Since last week, news wires have used sources within the DoE or the administration to report about the government’s attempts to refill the SPR.

The Biden administration has leaned heavily on the SPR since late 2021 to offset tight crude supplies that had raised fuel costs for Americans. As of last week, the SPR's crude balance was at its lowest since November 1983 after the release of about 200 million barrels or more from the reserve over the past 18 months.

The administration’s use of the SPR has been a highly-charged matter for oil bulls and opponents of President Joe Biden. Both sides accuse him of indiscriminately releasing hundreds of millions of barrels from the stockpile to subdue crude prices and shore up his political standing with American voters — when the reserve is meant for emergency use, in times of critically short oil supply.
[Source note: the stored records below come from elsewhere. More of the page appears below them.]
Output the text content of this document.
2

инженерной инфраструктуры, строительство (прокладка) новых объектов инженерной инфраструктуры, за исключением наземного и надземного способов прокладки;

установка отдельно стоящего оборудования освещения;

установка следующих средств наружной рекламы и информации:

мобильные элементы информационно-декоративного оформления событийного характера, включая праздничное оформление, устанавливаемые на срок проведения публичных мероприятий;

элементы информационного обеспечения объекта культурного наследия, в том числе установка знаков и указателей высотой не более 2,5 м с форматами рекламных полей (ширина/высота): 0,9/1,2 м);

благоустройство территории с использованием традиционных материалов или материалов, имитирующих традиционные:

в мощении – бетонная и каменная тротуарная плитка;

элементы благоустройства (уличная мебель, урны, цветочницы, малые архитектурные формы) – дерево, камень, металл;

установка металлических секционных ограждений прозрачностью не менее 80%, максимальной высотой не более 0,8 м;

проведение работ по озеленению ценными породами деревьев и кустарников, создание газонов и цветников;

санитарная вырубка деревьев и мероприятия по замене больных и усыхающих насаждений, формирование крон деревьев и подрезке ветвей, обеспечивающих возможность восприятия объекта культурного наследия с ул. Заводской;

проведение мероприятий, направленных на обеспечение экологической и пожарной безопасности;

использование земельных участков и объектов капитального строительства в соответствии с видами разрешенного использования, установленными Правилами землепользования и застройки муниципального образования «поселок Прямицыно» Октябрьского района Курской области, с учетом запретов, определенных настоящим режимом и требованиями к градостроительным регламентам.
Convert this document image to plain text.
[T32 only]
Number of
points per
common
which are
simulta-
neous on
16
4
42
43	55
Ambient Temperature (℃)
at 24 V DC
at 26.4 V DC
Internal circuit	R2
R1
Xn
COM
Biden, in his defense, said he was acting to reduce record high pump prices of fuel, which stood at above $5 per gallon last June and now hovers at around $3.50. The administration also blames last year’s high crude prices for US inflation getting to four-decade highs of above 9% in June.

The DoE statement on Monday reinforced the president’s argument, saying that analysis by Treasury Department indicated that last year’s SPR releases, along with coordinated releases of oil reserves by international partners of the United States, succeeded in reducing pump prices of U.S. gasoline “by up to roughly 40 cents per gallon compared to what they would have been absent these drawdowns”.

It added that the three-part replenishment strategy involved direct purchases with revenues from emergency sales; exchange returns that include a premium to volume delivered; and securing of legislative solutions that avoid unnecessary sales unrelated to supply disruptions so as to strategically maintain volume.

It said the DoE has also secured cancellation of 140 million barrels in congressionally mandated sales scheduled for fiscal years 2024 through 2027.

“This cancellation has already led to significant progress toward replenishment and will allow the SPR to have the same number of barrels in reserve by the end of FY 2027 that it would have had emergency barrels not been sold in 2022,” the statement said.

New York-traded West Texas Intermediate, or WTI, crude settled Monday's trading up by $1.07, or 1.5%, at $71.11 per barrel. WTI had fallen by 15% over the past four weeks.

WTI jumped briefly in post-settlement trade to $71.67, reacting to reports about the DoE’s planned purchase of crude for the SPR.

London-traded Brent crude, the global benchmark for oil, settled up $1.06, or 1.4%, at $75.23 per barrel. Brent dropped by 14% over the previous four weeks.